As 2019 slips away, it’s clear that comedy and Hollywood blockbusters have dominated South Korea’s box office this year.
Four films -- two domestic and two Hollywood blockbusters -- have broken the 10 million ticket sales mark this year. “Extreme Job” became the second most successful film in Korean box office history with 16.2 million and the top-selling comedy, while “Avengers: Endgame” became the most successful foreign film of all time. They were followed by “Aladdin” with 12.5 million and Palme d’Or winner “Parasite,” which raked in big bucks with 10 million.
Comedy “Exit” became a surprise hit with 9.4 million, while “Spider-Man: Far From Home” and “Captain Marvel” continued Marvel’s success streak in the country, with 8 million and 5 million, respectively.
CJ ENM, the distributor for “Extreme Job,” “Parasite” and “Exit,” hopes to continue its hot streak next year with “Seobok,” which stars Park Bo-gum and Gong Yoo and deals with the issue of the first human clone. It is directed by Lee Yong-ju, the man behind the 2012 sleeper hit “Architecture 101.”
Concept image for “Peninsula” (NEW)
Speaking of Gong, Next Entertainment World is finally releasing the sequel to the actor’s greatest hit, “Train to Busan,” in 2020, although no one from the original cast will be making an appearance. The director of “Busan” returns to the helm for the sequel, “Peninsula,” starring Gang Dong-won and Lee Jung-hyun, showing us a Korea that has been almost completely overrun by a zombie apocalypse.
“Hero,” one of the most successful musicals in Korea, which tells the story of independence fighter Ahn Jung-geun, is getting a film adaptation that will be released next year. Directed by Yoon Je-kyoon -- best known for disaster film “Tidal Wave” -- it stars one of the original cast members, Jung Sung-hwa, in the title role.
Another film inspired by a hero’s story is director Ryoo Seung-wan’s film set in Modagishu and distributed by Lotte Culture Works. It is based on the true story of the Korean government officials who escaped in the middle of the Somali Civil War in the 1990s. The last film Ryoo made based on a true story, “Battleship Island,” got mixed reviews from critics and the public alike.
Jung Woo-sung and Kwak Do-won, who appeared in “Steel Rain” about South and North Korea, will appear in “Summit,” although they will be switching sides this time: Jung will play a South Korean while Kwak will play a North Korean. It follows a series of events that happens after the leaders of both Koreas and the US president are abducted and taken to a North Korean submarine following a coup in the North. The film is directed by Yang Woo-suk of “Steel Rain.”
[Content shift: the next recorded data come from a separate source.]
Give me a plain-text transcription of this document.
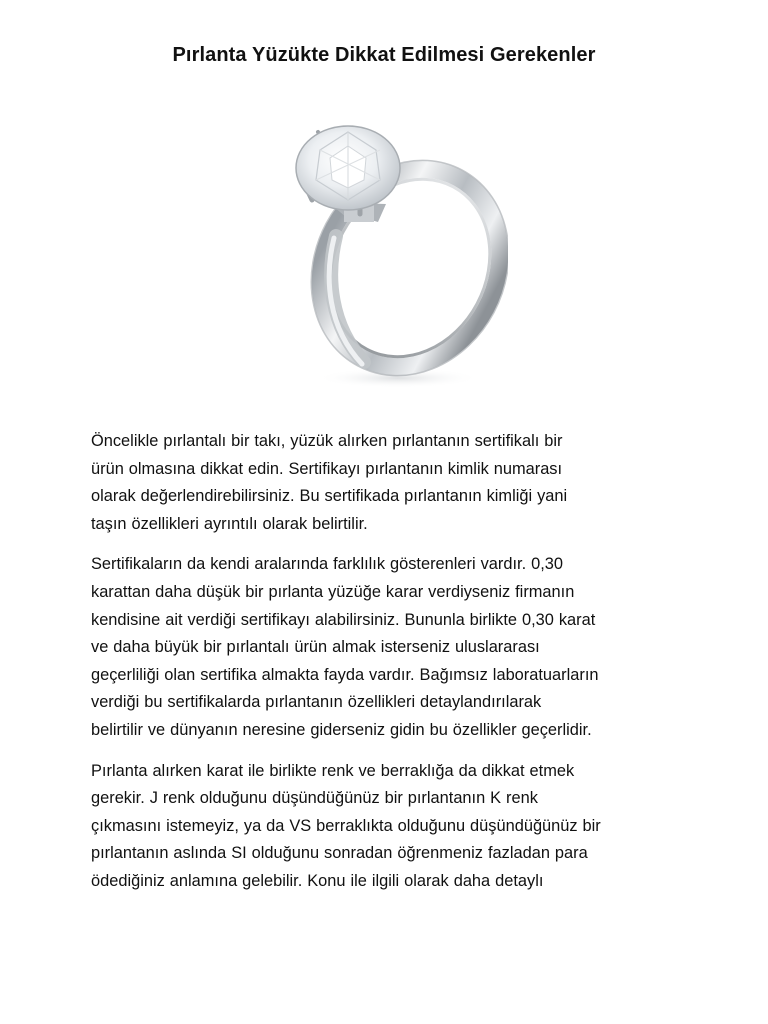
Pırlanta Yüzükte Dikkat Edilmesi Gerekenler

Öncelikle pırlantalı bir takı, yüzük alırken pırlantanın sertifikalı bir
ürün olmasına dikkat edin. Sertifikayı pırlantanın kimlik numarası
olarak değerlendirebilirsiniz. Bu sertifikada pırlantanın kimliği yani
taşın özellikleri ayrıntılı olarak belirtilir.

Sertifikaların da kendi aralarında farklılık gösterenleri vardır. 0,30
karattan daha düşük bir pırlanta yüzüğe karar verdiyseniz firmanın
kendisine ait verdiği sertifikayı alabilirsiniz. Bununla birlikte 0,30 karat
ve daha büyük bir pırlantalı ürün almak isterseniz uluslararası
geçerliliği olan sertifika almakta fayda vardır. Bağımsız laboratuarların
verdiği bu sertifikalarda pırlantanın özellikleri detaylandırılarak
belirtilir ve dünyanın neresine giderseniz gidin bu özellikler geçerlidir.

Pırlanta alırken karat ile birlikte renk ve berraklığa da dikkat etmek
gerekir. J renk olduğunu düşündüğünüz bir pırlantanın K renk
çıkmasını istemeyiz, ya da VS berraklıkta olduğunu düşündüğünüz bir
pırlantanın aslında SI olduğunu sonradan öğrenmeniz fazladan para
ödediğiniz anlamına gelebilir. Konu ile ilgili olarak daha detaylı
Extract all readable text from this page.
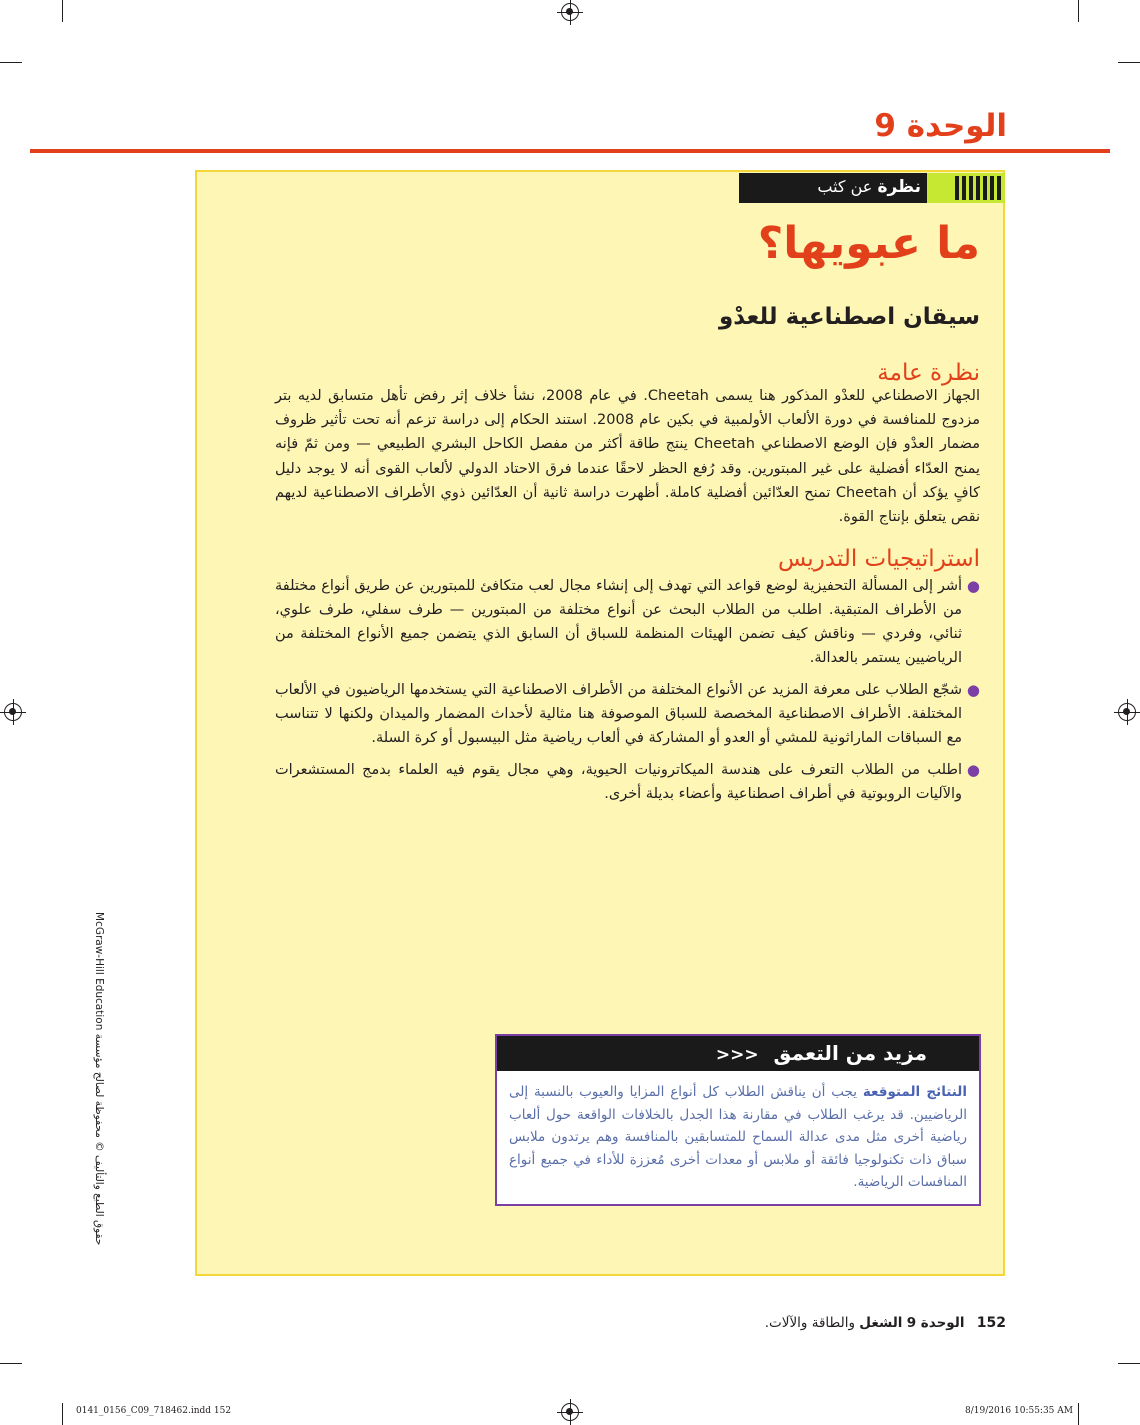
الوحدة 9
نظرة عن كثب
ما عبويها؟
سيقان اصطناعية للعدْو
نظرة عامة

الجهاز الاصطناعي للعدْو المذكور هنا يسمى Cheetah. في عام 2008، نشأ خلاف إثر رفض تأهل متسابق لديه بتر مزدوج للمنافسة في دورة الألعاب الأولمبية في بكين عام 2008. استند الحكام إلى دراسة تزعم أنه تحت تأثير ظروف مضمار العدْو فإن الوضع الاصطناعي Cheetah ينتج طاقة أكثر من مفصل الكاحل البشري الطبيعي — ومن ثمّ فإنه يمنح العدّاء أفضلية على غير المبتورين. وقد رُفع الحظر لاحقًا عندما فرق الاحتاد الدولي لألعاب القوى أنه لا يوجد دليل كافٍ يؤكد أن Cheetah تمنح العدّائين أفضلية كاملة. أظهرت دراسة ثانية أن العدّائين ذوي الأطراف الاصطناعية لديهم نقص يتعلق بإنتاج القوة.

استراتيجيات التدريس
●
أشر إلى المسألة التحفيزية لوضع قواعد التي تهدف إلى إنشاء مجال لعب متكافئ للمبتورين عن طريق أنواع مختلفة من الأطراف المتبقية. اطلب من الطلاب البحث عن أنواع مختلفة من المبتورين — طرف سفلي، طرف علوي، ثنائي، وفردي — وناقش كيف تضمن الهيئات المنظمة للسباق أن السابق الذي يتضمن جميع الأنواع المختلفة من الرياضيين يستمر بالعدالة.
●
شجّع الطلاب على معرفة المزيد عن الأنواع المختلفة من الأطراف الاصطناعية التي يستخدمها الرياضيون في الألعاب المختلفة. الأطراف الاصطناعية المخصصة للسباق الموصوفة هنا مثالية لأحداث المضمار والميدان ولكنها لا تتناسب مع السباقات الماراثونية للمشي أو العدو أو المشاركة في ألعاب رياضية مثل البيسبول أو كرة السلة.
●
اطلب من الطلاب التعرف على هندسة الميكاترونيات الحيوية، وهي مجال يقوم فيه العلماء بدمج المستشعرات والآليات الروبوتية في أطراف اصطناعية وأعضاء بديلة أخرى.
مزيد من التعمق <<<

النتائج المتوقعة يجب أن يناقش الطلاب كل أنواع المزايا والعيوب بالنسبة إلى الرياضيين. قد يرغب الطلاب في مقارنة هذا الجدل بالخلافات الواقعة حول ألعاب رياضية أخرى مثل مدى عدالة السماح للمتسابقين بالمنافسة وهم يرتدون ملابس سباق ذات تكنولوجيا فائقة أو ملابس أو معدات أخرى مُعززة للأداء في جميع أنواع المنافسات الرياضية.

حقوق الطبع والتأليف © محفوظة لصالح مؤسسة McGraw-Hill Education
152 الوحدة 9 الشغل والطاقة والآلات.
0141_0156_C09_718462.indd 152	8/19/2016 10:55:35 AM
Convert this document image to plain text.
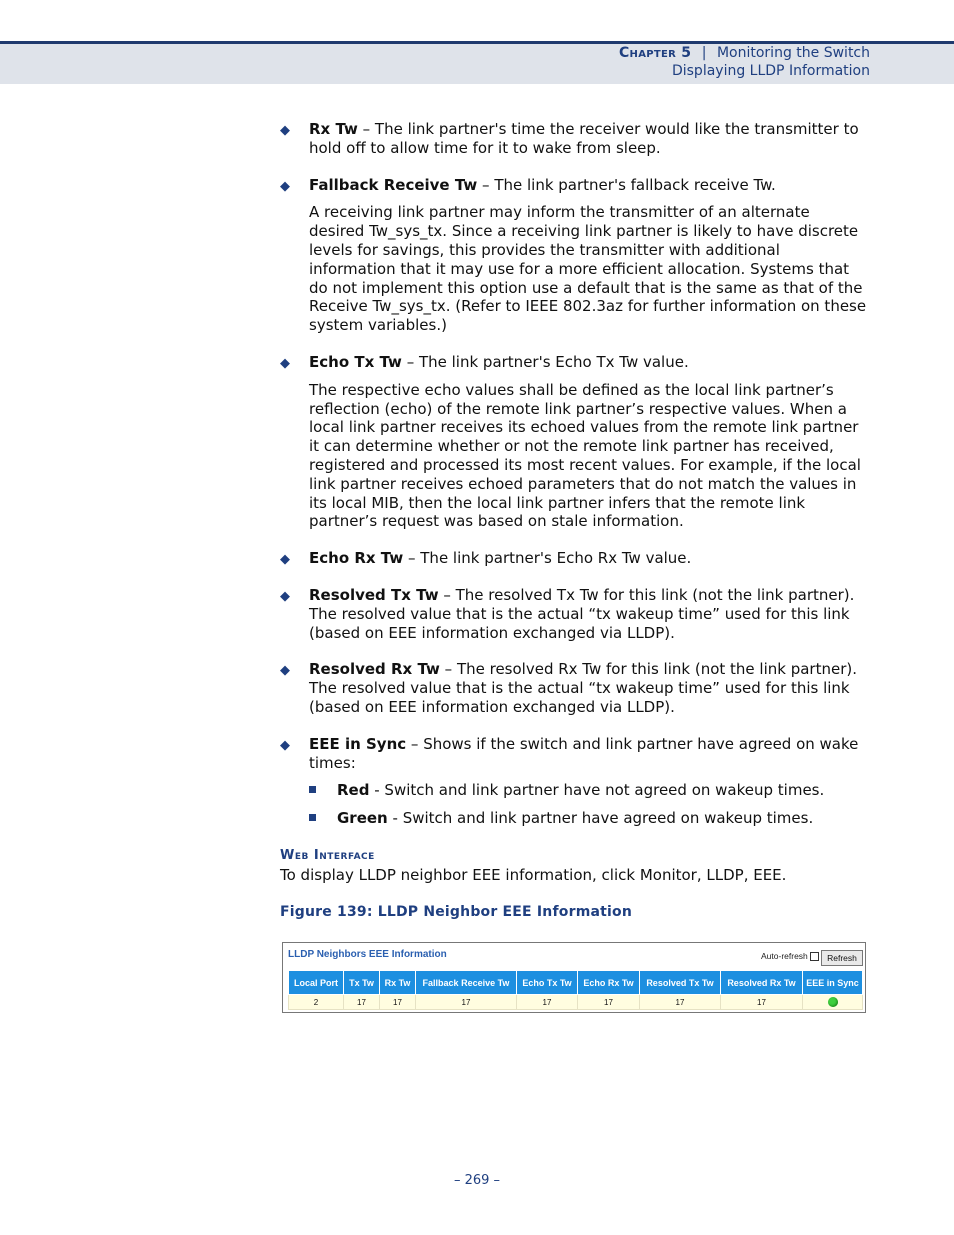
Chapter 5 | Monitoring the Switch
Displaying LLDP Information
◆ Rx Tw – The link partner's time the receiver would like the transmitter to hold off to allow time for it to wake from sleep.

◆ Fallback Receive Tw – The link partner's fallback receive Tw.

A receiving link partner may inform the transmitter of an alternate desired Tw_sys_tx. Since a receiving link partner is likely to have discrete levels for savings, this provides the transmitter with additional information that it may use for a more efficient allocation. Systems that do not implement this option use a default that is the same as that of the Receive Tw_sys_tx. (Refer to IEEE 802.3az for further information on these system variables.)

◆ Echo Tx Tw – The link partner's Echo Tx Tw value.

The respective echo values shall be defined as the local link partner’s reflection (echo) of the remote link partner’s respective values. When a local link partner receives its echoed values from the remote link partner it can determine whether or not the remote link partner has received, registered and processed its most recent values. For example, if the local link partner receives echoed parameters that do not match the values in its local MIB, then the local link partner infers that the remote link partner’s request was based on stale information.

◆ Echo Rx Tw – The link partner's Echo Rx Tw value.

◆ Resolved Tx Tw – The resolved Tx Tw for this link (not the link partner). The resolved value that is the actual “tx wakeup time” used for this link (based on EEE information exchanged via LLDP).

◆ Resolved Rx Tw – The resolved Rx Tw for this link (not the link partner). The resolved value that is the actual “tx wakeup time” used for this link (based on EEE information exchanged via LLDP).

◆ EEE in Sync – Shows if the switch and link partner have agreed on wake times:

Red - Switch and link partner have not agreed on wakeup times.
Green - Switch and link partner have agreed on wakeup times.
Web Interface
To display LLDP neighbor EEE information, click Monitor, LLDP, EEE.
Figure 139: LLDP Neighbor EEE Information
LLDP Neighbors EEE Information	Auto-refresh	Refresh
Local Port	Tx Tw	Rx Tw	Fallback Receive Tw	Echo Tx Tw	Echo Rx Tw	Resolved Tx Tw	Resolved Rx Tw	EEE in Sync
2	17	17	17	17	17	17	17	
– 269 –
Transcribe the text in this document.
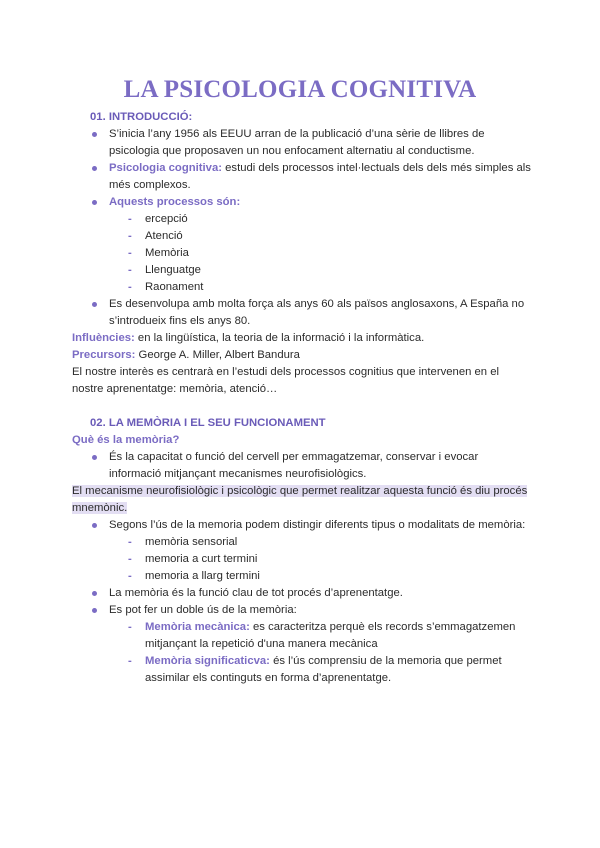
LA PSICOLOGIA COGNITIVA
01. INTRODUCCIÓ:
S’inicia l’any 1956 als EEUU arran de la publicació d’una sèrie de llibres de psicologia que proposaven un nou enfocament alternatiu al conductisme.
Psicologia cognitiva: estudi dels processos intel·lectuals dels dels més simples als més complexos.
Aquests processos són:
- ercepció
- Atenció
- Memòria
- Llenguatge
- Raonament
Es desenvolupa amb molta força als anys 60 als països anglosaxons, A España no s’introdueix fins els anys 80.
Influències: en la lingüística, la teoria de la informació i la informàtica.
Precursors: George A. Miller, Albert Bandura
El nostre interès es centrarà en l’estudi dels processos cognitius que intervenen en el nostre aprenentatge: memòria, atenció…
02. LA MEMÒRIA I EL SEU FUNCIONAMENT
Què és la memòria?
És la capacitat o funció del cervell per emmagatzemar, conservar i evocar informació mitjançant mecanismes neurofisiològics.
El mecanisme neurofisiològic i psicològic que permet realitzar aquesta funció és diu procés mnemònic.
Segons l’ús de la memoria podem distingir diferents tipus o modalitats de memòria:
- memòria sensorial
- memoria a curt termini
- memoria a llarg termini
La memòria és la funció clau de tot procés d’aprenentatge.
Es pot fer un doble ús de la memòria:
- Memòria mecànica: es caracteritza perquè els records s’emmagatzemen mitjançant la repetició d'una manera mecànica
- Memòria significaticva: és l’ús comprensiu de la memoria que permet assimilar els continguts en forma d’aprenentatge.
Choi Min-sik (right) and Han Suk-kyu laugh on the set of “Forbidden Dream.” (Lotte Entertainment)
Choi Min-sik’s performance as the legendary Adm. Yi Sun-shin in the 2014 “The Admiral: Roaring Currents,” set an all-time box office record, and he hopes to replicate that success with another historical piece, “Forbidden Dream,” starring him and Han Suk-kyu, and directed by Hur Jin-ho. It is about another respected Joseon-era figure, King Sejong, and the brilliant inventor and engineer Jang Yeong-sil.
A crime action film starring big names Hwang Jung-min and Lee Jung-jae, along with rising star Park Jung-min, is also slated for release next year under the direction of Hong Won-chan, and Ha Jung-woo and Kim Nam-gil will star in horror-thriller “Closet.”
Hwang will also star in the thriller “Hostage,” about a hostage’s fight for life after being abducted by a crime ring.
Ha will also appear in “1947, Boston,” the story about the Korean runners who ran in the Boston Marathon just after World War II, which deals with the country’s independence from Japan’s colonial rule. Singer and actor Im Si-wan co-stars in the film.
Character actor Jin Sun-kyu, who has played a number of memorable roles in the past few years, will star in a comedy about a high school boxing team titled “Count.”
Megabox Plus M has had an atrocious year and hopes to turn it around with the film “Negotiations,” starring Hwang Jung-min and Hyun Bin, and directed by Yim Soon-rye. It is a story about a National Intelligence Service agent and a diplomat negotiating the release of some Koreans who were kidnapped in the Middle East. Hyun appeared in another film about a terrorist negotiation called “The Negotiation” in 2018.
Korean heartthrob Song Joong-ki will appear in “Bogota,” about young men who sought a new life in Colombia in the 1990s.
Sol Kyung-gu will appear in a historical piece for the first time in his career in a film about Jeong Yak-jeon, a Joseon-era scholar better known as scholar Jeong Yak-yong’s brother. The black-and-white film is directed by Lee Joon-ik.